Since the regulation did not make the Commissioner's letter of October 26, 1944, an authoritative ruling, there remains only the question whether, because of "Dejay's" reliance upon it "Dejay" acquired a claim that may serve as a counterclaim to the complaint herein under the doctrine established by the decisions of the Supreme Court in Bull v. United States, 295 U.S. 247, 55 S.Ct. 695, 79 L.Ed. 1421; Stone v. White, 301 U.S. 532, 57 S.Ct. 851, 81 L.Ed. 1265; and Rothensies v. Electric Storage Battery Co., 329 U.S. 296, 67 S.Ct. 271, 91 L.Ed. 296. "Dejay" argues in its reply brief that, if it had known that it would not be allowed to deduct its contribution for 1943, it could have used the tax upon that contribution which it was forced to pay as a deduction in computing its excess profits taxes for 1944 and 1945, because § 23(p) (1) (A) (iii) and (iv) allows a taxpayer to reserve after the year of payment deductions for either "normal" or "past service credits." "Dejay" did not raise this point before the district court, and, although this was a summary judgment, the plaintiff ordinarily has the burden of showing that there are issues that should not be decided without a trial. Nevertheless, we think that, since we have allowed the defendant to raise an issue which it did not raise in the district court, we ought to give the same privilege to "Dejay." Therefore, the judgment will be reversed; and a new trial will be ordered; but in accordance with Fed. Rules Civ.Proc. Rule 56(d), 28 U.S.C. the only issues that will be tried are (1) by how much, if any, "Dejay" could have reduced its excess profits taxes for 1944 and 1945, had it not deducted its contribution for 1943 in computing its excess profits tax for that year; and (2) if it could have done so, whether its overpayments would be a valid counterclaim in this action. We express no opinion on either question.

9

Judgment reversed; cause remanded for further proceedings in accordance with the foregoing opinion.

Notes:

1. §§ 23(p) (1) and 165(o) Title 26 U.S.C.

2. Regulations 111 §§ 29(p) and 165.

3. § 31(8), N.Y. Personal Property Law, McK.Consol.Laws, c. 45.

4. Blanco v. Velez, 295 N.Y. 224, 66 N.E.2d 171.

5. Helvering v. Gowran, 302 U.S. 238, 245, 58 S.Ct. 154, 82 L.Ed. 224; Ticonic National Bank v. Sprague, 303 U.S. 406, 410, 58 S.Ct. 612, 82 L.Ed. 926; LeTulle v.
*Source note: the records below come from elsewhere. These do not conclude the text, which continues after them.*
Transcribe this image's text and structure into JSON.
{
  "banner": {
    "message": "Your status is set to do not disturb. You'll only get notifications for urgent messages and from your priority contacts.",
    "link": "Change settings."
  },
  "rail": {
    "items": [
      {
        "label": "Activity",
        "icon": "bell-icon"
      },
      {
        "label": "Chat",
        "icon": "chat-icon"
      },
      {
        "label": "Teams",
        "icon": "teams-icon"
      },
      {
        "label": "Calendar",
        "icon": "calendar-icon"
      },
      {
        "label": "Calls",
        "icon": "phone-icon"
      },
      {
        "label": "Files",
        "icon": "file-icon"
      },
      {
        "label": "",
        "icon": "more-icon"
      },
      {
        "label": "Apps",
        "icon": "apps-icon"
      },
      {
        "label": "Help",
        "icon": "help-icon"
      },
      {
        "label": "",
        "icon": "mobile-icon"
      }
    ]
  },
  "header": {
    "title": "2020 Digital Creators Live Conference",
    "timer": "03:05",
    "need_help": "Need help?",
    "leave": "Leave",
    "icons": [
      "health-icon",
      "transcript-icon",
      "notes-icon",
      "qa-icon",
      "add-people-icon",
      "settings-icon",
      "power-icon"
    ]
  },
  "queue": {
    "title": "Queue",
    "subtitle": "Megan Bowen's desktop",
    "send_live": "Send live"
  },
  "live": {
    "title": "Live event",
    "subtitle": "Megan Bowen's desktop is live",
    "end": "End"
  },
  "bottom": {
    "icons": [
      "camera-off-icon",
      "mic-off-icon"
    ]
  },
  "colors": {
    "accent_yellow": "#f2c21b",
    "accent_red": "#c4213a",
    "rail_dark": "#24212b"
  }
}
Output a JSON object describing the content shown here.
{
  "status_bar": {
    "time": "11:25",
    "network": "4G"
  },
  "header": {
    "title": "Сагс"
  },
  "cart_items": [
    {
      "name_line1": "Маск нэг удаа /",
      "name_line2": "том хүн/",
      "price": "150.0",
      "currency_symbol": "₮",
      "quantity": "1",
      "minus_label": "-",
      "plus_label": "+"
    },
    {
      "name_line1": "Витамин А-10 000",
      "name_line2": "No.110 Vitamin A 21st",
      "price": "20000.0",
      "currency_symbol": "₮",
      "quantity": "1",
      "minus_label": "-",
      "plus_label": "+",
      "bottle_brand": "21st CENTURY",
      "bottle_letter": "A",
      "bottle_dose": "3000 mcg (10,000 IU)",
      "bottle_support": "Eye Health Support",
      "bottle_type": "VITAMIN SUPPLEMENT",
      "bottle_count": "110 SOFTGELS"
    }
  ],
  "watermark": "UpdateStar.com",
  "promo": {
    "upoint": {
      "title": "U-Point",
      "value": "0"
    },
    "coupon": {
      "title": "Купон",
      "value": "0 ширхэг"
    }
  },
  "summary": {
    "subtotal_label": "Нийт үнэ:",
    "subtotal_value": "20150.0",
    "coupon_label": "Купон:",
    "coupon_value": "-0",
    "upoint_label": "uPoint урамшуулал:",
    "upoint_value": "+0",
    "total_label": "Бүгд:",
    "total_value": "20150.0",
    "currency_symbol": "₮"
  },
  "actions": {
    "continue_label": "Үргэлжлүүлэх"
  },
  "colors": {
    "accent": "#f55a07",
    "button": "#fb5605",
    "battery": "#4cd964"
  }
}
Scofield, 308 U.S. 415, 421, 60 S.Ct. 313, 84 L.Ed. 355.

10

On Petition for Rehearing

11

PER CURIAM.

12

"Dejay" petitions for a rehearing on two grounds: (1) that it be allowed to prove what tax savings it would have made in other years than 1944 and 1945; (2) and that we should not have considered the assent of the shareholders as suspending the Plan beyond January 31, 1944.

13

(1) The petition is overruled as to the second point which is wholly without merit.

14

(2) Save in its reply brief "Dejay" did not anywhere suggest that its payment of the tax for 1943 in reliance upon the Commissioner's ruling of October 26, 1944, was a ground for relief, on the ground that, if it had known that the tax was not due till 1944, it could have saved some part of those taxes that it paid in later years. Indeed, even in its reply brief it went no further than to argue that it might have saved a part of its excess profits tax for 1944 and 1945. Now it wishes to be allowed to show, not only what part of its excess profits taxes for 1944 and 1945 it could have saved, but also what part of its income taxes it could have saved for those and any later years. This request, doubly delayed though it is, we are willing to allow; "Dejay" may attempt to prove generally any losses that it sustained by reliance upon the ruling of October 26, 1944. Nevertheless we wish to have it clearly understood that by citing the Supreme Court decisions which we did in our opinion, we did not, and do not, mean in any sense to hold that any part of such a claim falls within the doctrine they lay down.

15

We wish to correct a mistake in our opinion in speaking of the claim as a "counterclaim." Of course it would not be a "counterclaim," but rather an alternative claim to that pleaded in the complaint.